Once again, the German Federal Supreme Court has underlined the primacy of the patent claim over the patent’s description. The technical problem to be solved by the invention is to be established by virtue of the patent claim only. In consequence, a broad patent claim must not be limited by a specific technical problem expressed in the description but not achieved by the patent claim.

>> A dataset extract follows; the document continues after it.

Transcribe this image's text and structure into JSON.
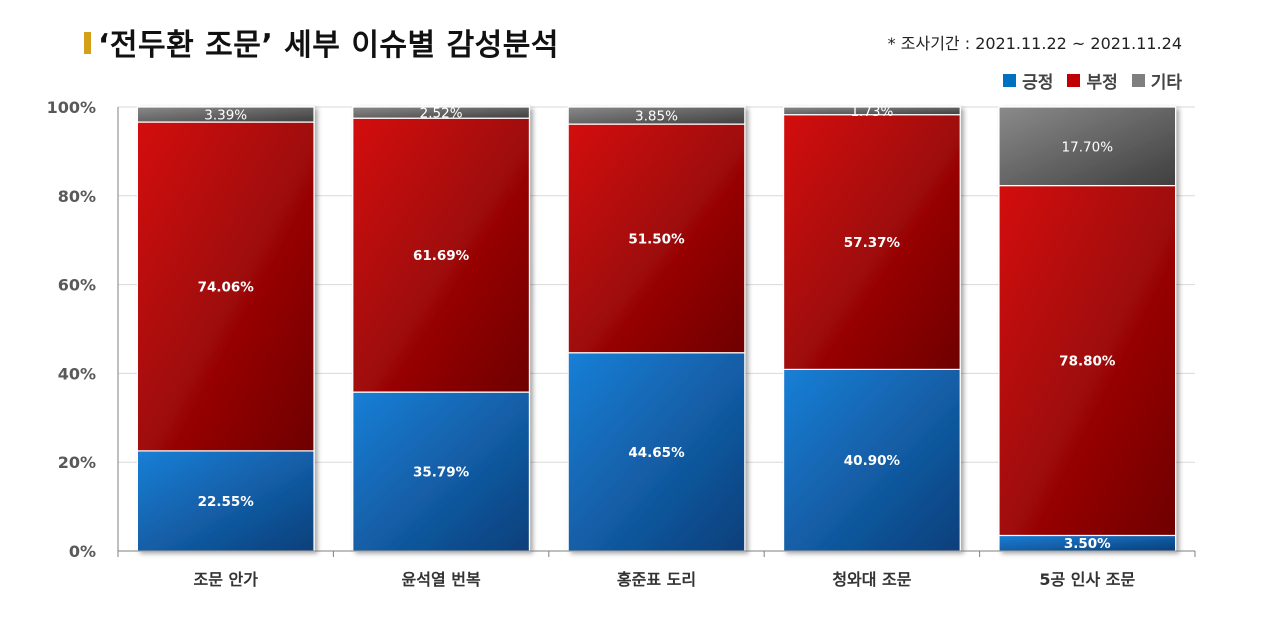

In its decision “Gelenkanordung” (judgement of 4 February 2010, Xa ZR 36/08) the German Federal Supreme Court had to deal with a specific “articulated coupling” for the articulated connection of boxes of a multi-unit vehicle, e.g. railroad cars. According to the description of the patent, the technical problem to be solved was to enhance known articulated coupling arrangements with known dampening of regular impacts from cornering etc. by providing means to absorb also immense energy of an extreme collision of one waggon into another. However, there was only a destructive energy-dissipating member being integrated free from play in one of the articulated arms of the articulation arrangement as the characterising feature of the main patent claim. The main patent claim did not contain any features addressing the dampening function for regular impacts from normal locomotion. The Federal Supreme Court ruled that the technical problem to be solved by the main patent claim had to be restricted to the energy-dissipation of extreme energy. Therefore, dampening of normal impacts from locomotion had not to be performed by the features of the main patent claim. Not what is meant to be achieved according to the patent description, but only what is actually achieved by the invention leads to the technical problem underlying the invention.